Alla presenza del presidente del Consiglio regionale del Piemonte, Davide Nicco, è stata inaugurata a Palazzo Lascaris la mostra sui Savoia intitolata 'I Signori del Piemonte. Ritratti e memorie di una grande dinastia europea'. Aperta in vista delle celebrazioni per la Festa del Piemonte, sarà visitabile fino al 20 luglio prossimo nelle sale della Galleria Carla Spagnuolo (lunedì-venerdì, dalle 9 alle 17).
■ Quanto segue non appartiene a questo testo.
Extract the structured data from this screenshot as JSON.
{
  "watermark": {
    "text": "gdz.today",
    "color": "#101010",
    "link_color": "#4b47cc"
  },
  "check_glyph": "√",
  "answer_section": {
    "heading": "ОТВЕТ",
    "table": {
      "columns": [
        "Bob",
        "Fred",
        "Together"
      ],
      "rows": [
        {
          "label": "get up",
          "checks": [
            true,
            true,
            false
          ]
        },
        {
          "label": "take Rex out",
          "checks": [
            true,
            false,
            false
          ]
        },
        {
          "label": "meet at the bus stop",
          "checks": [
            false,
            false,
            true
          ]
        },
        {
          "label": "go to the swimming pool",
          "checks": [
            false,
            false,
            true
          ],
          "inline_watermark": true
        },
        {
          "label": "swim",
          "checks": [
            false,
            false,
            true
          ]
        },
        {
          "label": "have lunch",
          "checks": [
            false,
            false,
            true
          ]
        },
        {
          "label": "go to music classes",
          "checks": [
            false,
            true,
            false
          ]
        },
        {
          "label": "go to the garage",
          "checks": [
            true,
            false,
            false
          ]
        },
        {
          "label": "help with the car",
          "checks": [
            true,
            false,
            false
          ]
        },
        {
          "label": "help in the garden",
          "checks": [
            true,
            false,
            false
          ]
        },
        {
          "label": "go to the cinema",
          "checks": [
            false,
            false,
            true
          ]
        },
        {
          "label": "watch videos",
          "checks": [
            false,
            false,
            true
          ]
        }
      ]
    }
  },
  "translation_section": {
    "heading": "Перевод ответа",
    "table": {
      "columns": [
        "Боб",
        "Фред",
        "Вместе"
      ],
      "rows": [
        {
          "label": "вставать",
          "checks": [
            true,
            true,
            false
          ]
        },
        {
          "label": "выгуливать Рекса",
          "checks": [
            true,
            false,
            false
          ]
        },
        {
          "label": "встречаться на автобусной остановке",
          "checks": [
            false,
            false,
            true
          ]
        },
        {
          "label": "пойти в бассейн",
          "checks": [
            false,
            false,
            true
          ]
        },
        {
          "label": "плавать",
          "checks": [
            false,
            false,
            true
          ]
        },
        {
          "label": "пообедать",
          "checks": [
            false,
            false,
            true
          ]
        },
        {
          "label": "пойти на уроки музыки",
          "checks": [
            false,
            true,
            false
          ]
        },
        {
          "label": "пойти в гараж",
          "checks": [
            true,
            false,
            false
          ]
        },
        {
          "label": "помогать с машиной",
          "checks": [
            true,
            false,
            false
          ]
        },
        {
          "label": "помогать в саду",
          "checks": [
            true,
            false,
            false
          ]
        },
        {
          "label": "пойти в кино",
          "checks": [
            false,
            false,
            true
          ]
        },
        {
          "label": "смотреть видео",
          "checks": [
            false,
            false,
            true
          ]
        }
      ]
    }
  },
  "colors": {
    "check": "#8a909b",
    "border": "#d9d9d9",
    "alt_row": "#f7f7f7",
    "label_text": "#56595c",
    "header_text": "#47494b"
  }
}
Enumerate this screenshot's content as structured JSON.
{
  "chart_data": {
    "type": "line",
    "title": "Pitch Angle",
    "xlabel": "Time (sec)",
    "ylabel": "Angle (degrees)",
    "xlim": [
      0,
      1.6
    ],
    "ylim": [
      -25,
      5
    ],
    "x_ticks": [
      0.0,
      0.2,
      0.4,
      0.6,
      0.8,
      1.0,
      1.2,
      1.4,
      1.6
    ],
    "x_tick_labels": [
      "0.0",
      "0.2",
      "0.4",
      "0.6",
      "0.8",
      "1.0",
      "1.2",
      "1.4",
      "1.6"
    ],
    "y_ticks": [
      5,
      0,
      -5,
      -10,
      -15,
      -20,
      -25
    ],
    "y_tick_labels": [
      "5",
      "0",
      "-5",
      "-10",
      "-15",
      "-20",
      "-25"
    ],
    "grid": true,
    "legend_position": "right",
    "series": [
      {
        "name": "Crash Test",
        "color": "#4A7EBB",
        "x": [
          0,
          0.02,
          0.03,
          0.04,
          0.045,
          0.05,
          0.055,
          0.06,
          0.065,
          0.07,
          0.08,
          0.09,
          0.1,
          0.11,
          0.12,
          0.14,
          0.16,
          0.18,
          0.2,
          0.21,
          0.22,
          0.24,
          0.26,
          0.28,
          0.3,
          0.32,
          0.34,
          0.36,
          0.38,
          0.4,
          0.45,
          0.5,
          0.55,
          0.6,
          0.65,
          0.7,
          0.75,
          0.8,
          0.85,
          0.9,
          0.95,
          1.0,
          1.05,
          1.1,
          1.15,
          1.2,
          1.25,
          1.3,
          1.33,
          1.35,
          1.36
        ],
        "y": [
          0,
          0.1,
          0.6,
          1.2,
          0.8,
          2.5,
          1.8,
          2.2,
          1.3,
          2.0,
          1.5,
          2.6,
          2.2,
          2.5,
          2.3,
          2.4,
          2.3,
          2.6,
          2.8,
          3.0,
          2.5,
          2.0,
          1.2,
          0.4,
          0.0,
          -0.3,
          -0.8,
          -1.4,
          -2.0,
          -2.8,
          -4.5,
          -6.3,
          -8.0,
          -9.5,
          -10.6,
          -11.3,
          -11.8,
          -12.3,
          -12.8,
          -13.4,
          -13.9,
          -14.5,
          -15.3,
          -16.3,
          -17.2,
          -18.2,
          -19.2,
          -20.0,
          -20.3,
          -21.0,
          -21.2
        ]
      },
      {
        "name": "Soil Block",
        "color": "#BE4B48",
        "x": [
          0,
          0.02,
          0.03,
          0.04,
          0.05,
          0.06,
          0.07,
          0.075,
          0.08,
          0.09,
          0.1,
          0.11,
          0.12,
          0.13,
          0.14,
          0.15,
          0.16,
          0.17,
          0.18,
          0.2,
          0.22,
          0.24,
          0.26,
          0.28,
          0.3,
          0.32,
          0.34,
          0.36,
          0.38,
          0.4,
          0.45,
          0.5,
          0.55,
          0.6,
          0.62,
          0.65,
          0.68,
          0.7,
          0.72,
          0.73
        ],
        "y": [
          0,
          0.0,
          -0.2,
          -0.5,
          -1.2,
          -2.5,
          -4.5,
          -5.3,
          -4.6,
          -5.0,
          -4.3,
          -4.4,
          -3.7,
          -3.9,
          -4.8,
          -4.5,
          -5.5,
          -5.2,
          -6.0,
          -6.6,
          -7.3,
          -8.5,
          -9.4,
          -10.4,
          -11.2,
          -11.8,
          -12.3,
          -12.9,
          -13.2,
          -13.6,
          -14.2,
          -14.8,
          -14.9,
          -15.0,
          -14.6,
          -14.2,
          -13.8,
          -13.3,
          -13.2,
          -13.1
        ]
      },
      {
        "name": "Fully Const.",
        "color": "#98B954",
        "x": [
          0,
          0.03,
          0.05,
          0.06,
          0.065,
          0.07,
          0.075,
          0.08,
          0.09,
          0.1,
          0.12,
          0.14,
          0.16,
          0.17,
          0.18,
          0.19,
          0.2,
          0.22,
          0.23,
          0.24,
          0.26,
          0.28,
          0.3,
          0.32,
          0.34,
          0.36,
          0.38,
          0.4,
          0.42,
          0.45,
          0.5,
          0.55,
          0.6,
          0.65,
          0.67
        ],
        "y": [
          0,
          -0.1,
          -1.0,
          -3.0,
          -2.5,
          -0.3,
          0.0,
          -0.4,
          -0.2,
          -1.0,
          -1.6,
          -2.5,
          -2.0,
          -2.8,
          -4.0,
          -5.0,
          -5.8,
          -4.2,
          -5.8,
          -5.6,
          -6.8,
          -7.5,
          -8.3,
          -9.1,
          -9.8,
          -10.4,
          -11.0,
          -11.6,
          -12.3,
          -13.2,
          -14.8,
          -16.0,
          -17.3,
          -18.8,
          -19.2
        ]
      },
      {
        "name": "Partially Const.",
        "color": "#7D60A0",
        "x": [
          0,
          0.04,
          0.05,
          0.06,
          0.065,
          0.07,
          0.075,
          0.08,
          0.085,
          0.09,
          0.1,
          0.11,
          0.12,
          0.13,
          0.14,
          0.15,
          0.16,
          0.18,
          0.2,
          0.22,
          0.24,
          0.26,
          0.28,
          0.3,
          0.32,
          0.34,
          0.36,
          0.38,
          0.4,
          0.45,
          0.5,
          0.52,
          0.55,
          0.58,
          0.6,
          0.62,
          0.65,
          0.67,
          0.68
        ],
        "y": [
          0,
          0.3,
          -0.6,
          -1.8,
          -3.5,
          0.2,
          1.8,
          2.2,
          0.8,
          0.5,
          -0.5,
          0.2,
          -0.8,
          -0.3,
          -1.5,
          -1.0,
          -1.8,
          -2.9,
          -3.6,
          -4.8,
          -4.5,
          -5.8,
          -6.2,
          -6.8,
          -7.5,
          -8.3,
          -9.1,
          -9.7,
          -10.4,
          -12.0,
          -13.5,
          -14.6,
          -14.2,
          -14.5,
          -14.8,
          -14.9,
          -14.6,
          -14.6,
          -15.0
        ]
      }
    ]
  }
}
L'esposizione si basa su 24 dipinti originali che appartengono alla collezione privata di Marco Albera: ritratti di duchi, principi e re della casata Savoia che hanno regnato sul territorio piemontese per circa nove secoli. "Dovremmo avere i Savoia nel cuore, perché hanno costruito il Piemonte", ha detto Giorgio Enrico Cavallo, che ha curato la mostra e il catalogo, realizzati dal Consiglio regionale del Piemonte in collaborazione con il Centro studi piemontesi - Ca de studi piemontèis. "Una grande dinastia europea che nonostante i suoi ruoli viene sottovalutata da una certa parte della storiografia", ha detto Gustavo Mola di Nomaglio, vicepresidente del Centro studi La galleria di ritratti dei Savoia parte con Emanuele Filiberto, detto 'Testa di ferro', colui che portò a Torino da Chambéry nel 1563 la capitale del suo ducato. I dipinti risalgono per la maggior parte al periodo tra la seconda metà del '500 e la fine dell'800, non mancano le due madame reali che ressero il regno al posto dei figli minorenni e il piccolo Francesco Giacinto che visse soltanto fino ai sei anni tra il 1632 e il 1638. Tra gli altri sono da segnalare il ritratto di Carlo Emanuele III realizzato da una pittrice: Maria Giovanna Clementi detta la Clementina, e tutti i dodici ritratti della famiglia di Vittorio Amedeo III, dipinti da Carlo Sarmetti alla fine del '700.